Faible niveau des retraites agricoles

15e législature

Question orale n° 0817S de Mme Sylviane Noël (Haute-Savoie - Les Républicains)

publiée dans le JO Sénat du 23/05/2019 - page 2664

Mme Sylviane Noël attire l'attention de M. le ministre de l'agriculture et de l'alimentation sur le faible niveau des retraites agricoles dans notre pays.

Ils ont travaillé durement pendant toute leur carrière. Sans cri ni plainte, ils ont relevé les défis imposés par le temps et la Nation, en menant de gros efforts de production pour assurer une alimentation saine à des prix accessibles pour tous. Ces personnes, ce sont nos agriculteurs, qui en 2019 perçoivent une pension de retraite qui frôle l'indécence.

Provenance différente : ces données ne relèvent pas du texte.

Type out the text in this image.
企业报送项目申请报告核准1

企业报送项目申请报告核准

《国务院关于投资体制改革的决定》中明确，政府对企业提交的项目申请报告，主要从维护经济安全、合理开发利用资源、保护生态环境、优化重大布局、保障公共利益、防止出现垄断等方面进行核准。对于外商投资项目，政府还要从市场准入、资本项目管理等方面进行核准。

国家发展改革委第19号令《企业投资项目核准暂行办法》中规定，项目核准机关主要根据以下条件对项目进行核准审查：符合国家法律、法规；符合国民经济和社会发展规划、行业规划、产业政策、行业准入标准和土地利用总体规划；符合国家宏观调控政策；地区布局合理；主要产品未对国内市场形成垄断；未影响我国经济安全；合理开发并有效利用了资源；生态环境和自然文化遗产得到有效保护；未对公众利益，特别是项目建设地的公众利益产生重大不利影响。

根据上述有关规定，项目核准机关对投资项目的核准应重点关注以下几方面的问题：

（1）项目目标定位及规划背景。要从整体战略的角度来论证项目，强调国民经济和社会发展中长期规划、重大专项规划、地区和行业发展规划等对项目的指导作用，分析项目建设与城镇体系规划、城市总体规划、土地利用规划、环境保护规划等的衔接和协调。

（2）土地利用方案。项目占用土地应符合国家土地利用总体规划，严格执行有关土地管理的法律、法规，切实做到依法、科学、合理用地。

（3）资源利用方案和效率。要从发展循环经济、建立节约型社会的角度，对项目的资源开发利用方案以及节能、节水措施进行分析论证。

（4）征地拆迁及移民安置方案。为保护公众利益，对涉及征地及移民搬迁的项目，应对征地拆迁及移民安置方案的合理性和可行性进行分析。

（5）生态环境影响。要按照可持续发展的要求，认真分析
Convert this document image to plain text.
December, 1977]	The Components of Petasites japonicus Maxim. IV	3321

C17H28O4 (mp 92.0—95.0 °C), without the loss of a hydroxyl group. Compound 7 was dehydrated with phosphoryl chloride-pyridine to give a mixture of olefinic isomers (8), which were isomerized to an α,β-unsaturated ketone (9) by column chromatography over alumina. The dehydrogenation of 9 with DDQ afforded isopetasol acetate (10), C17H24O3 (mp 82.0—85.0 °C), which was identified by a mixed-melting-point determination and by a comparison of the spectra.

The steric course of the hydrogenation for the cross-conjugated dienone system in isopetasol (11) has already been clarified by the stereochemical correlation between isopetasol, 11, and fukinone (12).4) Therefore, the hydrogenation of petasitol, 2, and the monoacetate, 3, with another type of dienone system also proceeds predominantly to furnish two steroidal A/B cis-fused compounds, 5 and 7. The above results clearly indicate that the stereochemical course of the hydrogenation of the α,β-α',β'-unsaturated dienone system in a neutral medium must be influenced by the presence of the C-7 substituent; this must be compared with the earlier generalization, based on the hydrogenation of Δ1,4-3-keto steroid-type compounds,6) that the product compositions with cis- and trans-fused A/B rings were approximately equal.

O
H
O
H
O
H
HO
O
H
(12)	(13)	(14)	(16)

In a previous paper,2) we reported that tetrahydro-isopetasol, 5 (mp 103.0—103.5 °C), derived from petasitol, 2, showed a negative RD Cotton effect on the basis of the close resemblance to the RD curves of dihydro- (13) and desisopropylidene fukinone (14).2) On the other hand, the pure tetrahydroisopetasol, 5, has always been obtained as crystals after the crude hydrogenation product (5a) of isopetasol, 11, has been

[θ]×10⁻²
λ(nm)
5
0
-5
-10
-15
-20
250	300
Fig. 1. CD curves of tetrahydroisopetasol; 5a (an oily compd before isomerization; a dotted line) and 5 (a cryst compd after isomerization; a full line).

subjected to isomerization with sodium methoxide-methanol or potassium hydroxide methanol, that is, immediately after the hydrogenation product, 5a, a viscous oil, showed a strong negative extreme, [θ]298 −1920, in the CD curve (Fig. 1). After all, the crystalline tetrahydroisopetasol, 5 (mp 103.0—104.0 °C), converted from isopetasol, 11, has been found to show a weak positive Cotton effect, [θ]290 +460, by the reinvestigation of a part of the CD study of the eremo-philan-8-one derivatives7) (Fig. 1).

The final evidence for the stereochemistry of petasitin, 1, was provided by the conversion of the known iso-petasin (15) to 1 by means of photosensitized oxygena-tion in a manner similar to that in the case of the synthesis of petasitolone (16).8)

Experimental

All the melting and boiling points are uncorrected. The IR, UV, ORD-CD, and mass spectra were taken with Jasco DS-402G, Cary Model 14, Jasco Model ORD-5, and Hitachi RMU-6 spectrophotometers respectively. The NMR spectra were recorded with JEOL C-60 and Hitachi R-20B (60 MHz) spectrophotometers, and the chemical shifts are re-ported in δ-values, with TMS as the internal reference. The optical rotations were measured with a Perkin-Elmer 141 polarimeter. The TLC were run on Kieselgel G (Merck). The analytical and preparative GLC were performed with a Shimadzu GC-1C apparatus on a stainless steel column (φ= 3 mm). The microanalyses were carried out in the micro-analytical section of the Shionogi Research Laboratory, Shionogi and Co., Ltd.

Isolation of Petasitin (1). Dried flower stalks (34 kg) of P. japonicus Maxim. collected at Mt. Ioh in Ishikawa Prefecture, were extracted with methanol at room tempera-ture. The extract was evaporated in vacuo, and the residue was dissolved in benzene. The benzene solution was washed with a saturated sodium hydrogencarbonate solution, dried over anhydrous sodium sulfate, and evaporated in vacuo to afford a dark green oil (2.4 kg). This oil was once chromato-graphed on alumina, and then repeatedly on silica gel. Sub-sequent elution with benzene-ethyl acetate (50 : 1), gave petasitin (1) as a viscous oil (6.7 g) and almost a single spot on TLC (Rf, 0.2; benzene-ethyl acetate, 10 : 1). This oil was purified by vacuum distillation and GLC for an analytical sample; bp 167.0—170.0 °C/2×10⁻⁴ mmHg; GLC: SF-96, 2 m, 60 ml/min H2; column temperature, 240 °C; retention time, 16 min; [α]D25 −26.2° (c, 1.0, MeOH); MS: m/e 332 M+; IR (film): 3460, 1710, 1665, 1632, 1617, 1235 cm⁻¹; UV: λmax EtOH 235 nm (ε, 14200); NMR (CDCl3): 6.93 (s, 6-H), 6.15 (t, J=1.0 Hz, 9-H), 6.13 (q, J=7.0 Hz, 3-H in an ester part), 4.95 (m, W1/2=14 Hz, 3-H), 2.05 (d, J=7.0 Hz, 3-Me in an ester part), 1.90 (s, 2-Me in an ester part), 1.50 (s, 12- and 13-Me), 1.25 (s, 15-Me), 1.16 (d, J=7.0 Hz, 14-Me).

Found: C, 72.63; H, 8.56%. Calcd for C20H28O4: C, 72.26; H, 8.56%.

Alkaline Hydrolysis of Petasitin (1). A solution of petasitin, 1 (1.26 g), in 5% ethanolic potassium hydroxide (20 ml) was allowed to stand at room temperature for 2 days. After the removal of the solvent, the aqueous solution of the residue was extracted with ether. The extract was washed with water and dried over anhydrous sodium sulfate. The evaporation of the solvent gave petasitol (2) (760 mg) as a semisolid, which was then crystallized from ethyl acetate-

750 euros par mois. C'est le montant de la retraite pour un homme ayant eu une carrière complète. Moins de 500 euros, c'est celui de la retraite de son épouse qui aura toute sa vie, œuvré à ses côtés, la plupart du temps sans statut ni revenus.

Lorsque l'on sait que la pension moyenne en France est de 1 461 euros, que le seuil de pauvreté est de 1 015 euros et que le minimum vieillesse est de 868 euros, les agriculteurs ne paraissent pas défendus.

Les paroles d'un paysan chablaisien qui disait : « On a travaillé toute la vie quatorze heures par jour, maintenant qu'on est à la retraite on donne un coup de main neuf heures par jour » résonnent partout en Haute-Savoie.

En effet, un agriculteur passe toute sa carrière au labeur et toute sa retraite à assurer les arrières de son successeur bénévolement : il existe un devoir de solidarité avec eux. C'est la raison pour laquelle elle souhaiterait donc savoir quelles mesures il compte prendre dans la future réforme des retraites pour améliorer significativement la vie de nos agriculteurs retraités.